William Weatherford - Early Life and Education

Early Life and Education

William Weatherford was born near the Upper Creek towns of Coosauda (a Koasati Indian Town, now Coosada) and Hickory Ground (Wetumpka), to Sehoy III, a high-status woman of the Wind Clan ("Hutalgalgi"), and Charles Weatherford, a Scots trader. His mother was of Creek, French and possibly Scottish descent. As the Creek were a matrilineal culture, Sehoy III's children were absorbed into the tribe despite their European ancestry. Her clan status, the same as her male clan relatives, secured the status of her children. Property and inheritance were passed through the maternal line. Because he belonged to the same clan, a boy's maternal uncle was more important to his upbringing than his biological father.

Benjamin Hawkins, first appointed as United States Indian agent in the Southeast and then as Superintendent of Indian Affairs in the territory south of the Ohio River, lived among the Creek and Choctaw, and knew them well. He commented in letters to President Thomas Jefferson that Creek women were matriarchs and had control of children "when connected with a white man." Hawkins further observed that even wealthy traders were nearly as "inattentive" to their mixed-race children as "the Indians". What he did not understand about the Creek culture was that the children had a closer relationship with their mother's eldest brother than with their biological father, because of the importance of the clan structure.

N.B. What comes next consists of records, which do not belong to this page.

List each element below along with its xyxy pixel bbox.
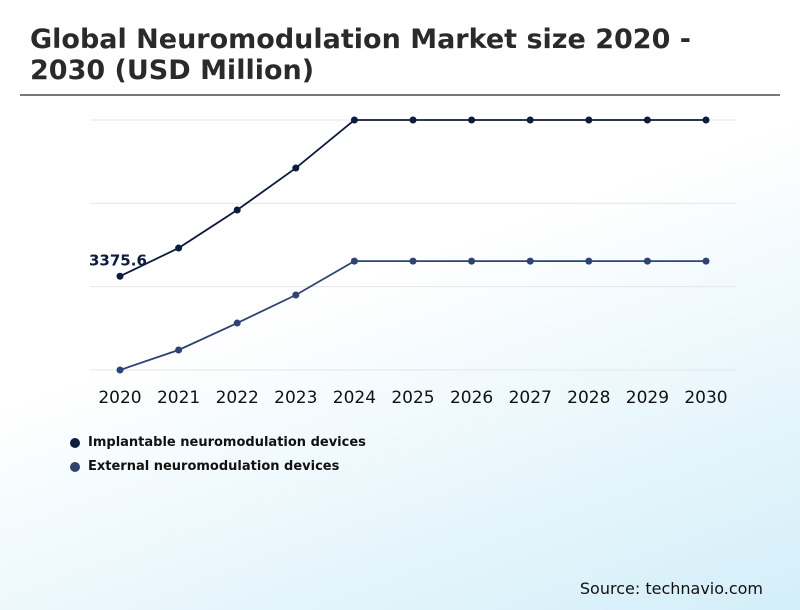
data-point [233,319,241,327]
data-point [702,116,710,124]
data-point [175,346,183,354]
data-point [409,116,417,124]
x-tick-label: 2026 [450,388,493,408]
data-point [292,291,300,299]
data-point [643,116,651,124]
data-point [643,257,651,265]
x-tick-label: 2021 [157,388,200,408]
data-point [350,116,358,124]
data-point [468,116,476,124]
legend-label: Implantable neuromodulation devices [88,435,366,450]
data-label: 3375.6 [89,252,147,270]
x-tick-label: 2028 [567,388,610,408]
data-point [116,366,124,374]
legend-item: Implantable neuromodulation devices [70,435,366,450]
series-line [119,260,706,371]
x-tick-label: 2025 [391,388,434,408]
data-point [292,164,300,172]
data-point [409,257,417,265]
legend-marker [70,461,80,472]
chart-title: Global Neuromodulation Market size 2020 … [30,24,691,86]
title-rule [20,94,780,96]
data-point [175,244,183,252]
legend-label: External neuromodulation devices [88,459,340,474]
legend-marker [70,437,80,448]
data-point [585,257,593,265]
x-tick-label: 2024 [333,388,376,408]
data-point [116,272,124,280]
x-tick-label: 2027 [509,388,552,408]
source-note: Source: technavio.com [579,579,763,598]
x-tick-label: 2020 [98,388,141,408]
data-point [233,206,241,214]
data-point [585,116,593,124]
series-line [119,119,706,278]
legend-item: External neuromodulation devices [70,459,339,474]
x-tick-label: 2023 [274,388,317,408]
data-point [350,257,358,265]
x-tick-label: 2022 [216,388,259,408]
data-point [702,257,710,265]
data-point [468,257,476,265]
data-point [526,116,534,124]
x-tick-label: 2029 [626,388,669,408]
data-point [526,257,534,265]
x-tick-label: 2030 [684,388,727,408]
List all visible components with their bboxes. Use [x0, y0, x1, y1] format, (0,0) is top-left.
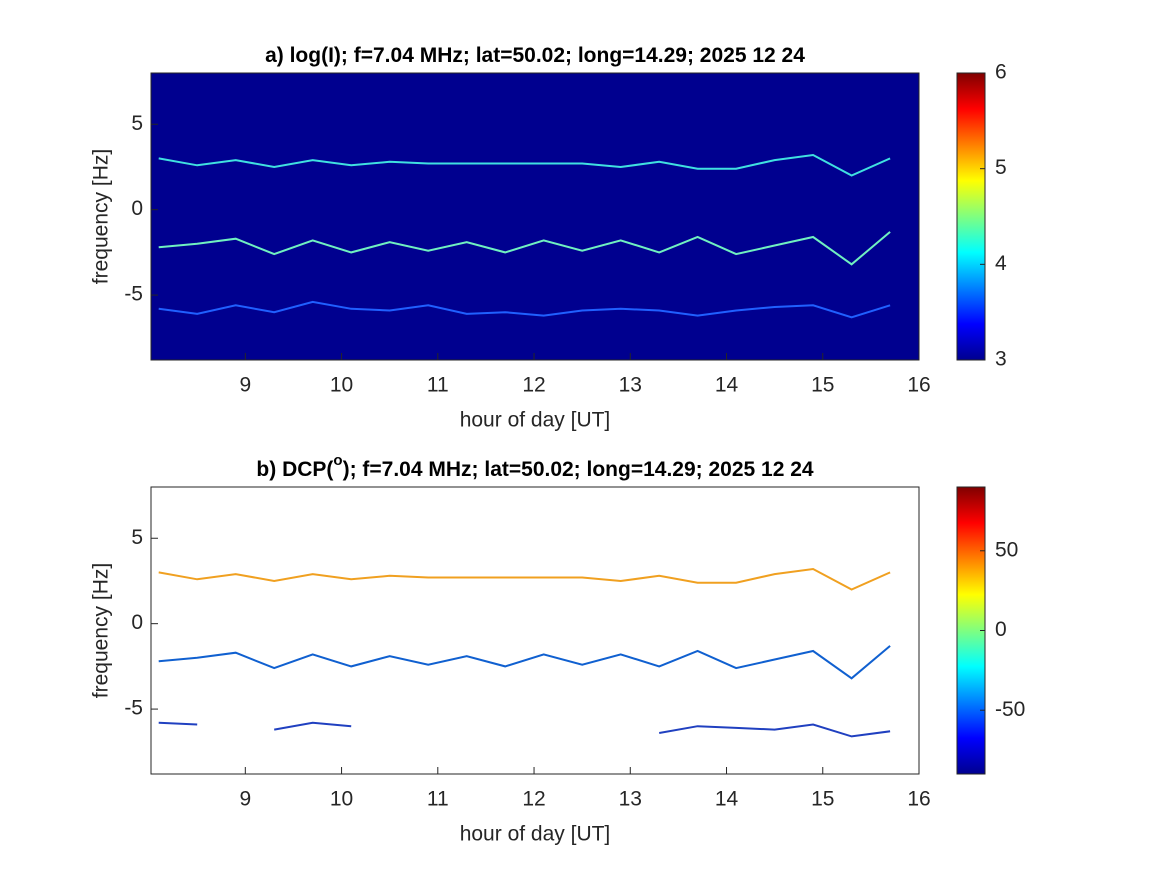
- x-tick-label: 16: [907, 374, 930, 397]
- x-tick-label: 11: [427, 374, 449, 397]
- trace: [158, 567, 891, 591]
- colorbar-tick-label: 0: [995, 618, 1007, 641]
- colorbar-tick-label: 3: [995, 348, 1007, 371]
- colorbar: [956, 72, 986, 361]
- y-tick-label: 0: [131, 611, 143, 634]
- x-tick-label: 14: [715, 788, 739, 811]
- plot-area: [151, 487, 919, 774]
- x-tick-label: 12: [522, 374, 545, 397]
- x-axis-label: hour of day [UT]: [460, 823, 611, 846]
- chart-title: b) DCP(o); f=7.04 MHz; lat=50.02; long=1…: [256, 452, 813, 481]
- title-part: ); f=7.04 MHz; lat=50.02; long=14.29; 20…: [343, 458, 814, 481]
- x-tick-label: 15: [811, 788, 834, 811]
- x-tick-label: 10: [330, 788, 353, 811]
- x-tick-label: 9: [239, 788, 251, 811]
- y-tick-label: 5: [131, 526, 143, 549]
- trace: [158, 721, 891, 738]
- y-axis-label: frequency [Hz]: [90, 149, 113, 284]
- x-tick-label: 15: [811, 374, 834, 397]
- axes-box: [150, 72, 920, 361]
- y-tick-label: -5: [124, 283, 143, 306]
- axes-box: [150, 486, 920, 775]
- title-superscript: o: [333, 452, 342, 469]
- x-tick-label: 14: [715, 374, 739, 397]
- colorbar-tick-label: 5: [995, 156, 1007, 179]
- chart-title: a) log(I); f=7.04 MHz; lat=50.02; long=1…: [265, 44, 805, 67]
- trace: [158, 153, 891, 177]
- y-tick-label: 0: [131, 197, 143, 220]
- x-tick-label: 16: [907, 788, 930, 811]
- x-tick-label: 13: [619, 788, 642, 811]
- colorbar-tick-label: 6: [995, 61, 1007, 84]
- x-tick-label: 13: [619, 374, 642, 397]
- trace: [158, 300, 891, 319]
- title-part: a) log(I); f=7.04 MHz; lat=50.02; long=1…: [265, 44, 805, 67]
- colorbar-tick-label: 4: [995, 252, 1007, 275]
- colorbar-tick-label: -50: [995, 698, 1025, 721]
- y-tick-label: -5: [124, 697, 143, 720]
- x-tick-label: 12: [522, 788, 545, 811]
- x-axis-label: hour of day [UT]: [460, 409, 611, 432]
- x-tick-label: 11: [427, 788, 449, 811]
- trace: [158, 645, 891, 680]
- title-part: b) DCP(: [256, 458, 333, 481]
- x-tick-label: 10: [330, 374, 353, 397]
- x-tick-label: 9: [239, 374, 251, 397]
- plot-area: [151, 73, 919, 360]
- y-axis-label: frequency [Hz]: [90, 563, 113, 698]
- y-tick-label: 5: [131, 112, 143, 135]
- colorbar-tick-label: 50: [995, 538, 1018, 561]
- trace: [158, 231, 891, 266]
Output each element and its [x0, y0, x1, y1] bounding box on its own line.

As a boy William ("Billy") Weatherford was called Lamochattee, or Red Eagle, by other Creek. After he handled himself well as a warrior, he was given the "war name" of Hopnicafutsahia, or "Truth Teller." He was the great-grandson of Jean Baptiste Louis DeCourtel Marchand, the French commanding officer of Fort Toulouse and his wife Sehoy, a Creek of mixed race. He was also a nephew of the Creek chief, Alexander McGillivray, who was prominent in the Upper Creek towns.

Weatherford was a cousin of William McIntosh, a chief of the Lower Creek towns, through his mother's family. The Lower Creek, who comprised the majority of population, had some generations of intermarriage with European Americans and were adopting more of their ways, as well as getting connected to the market economy.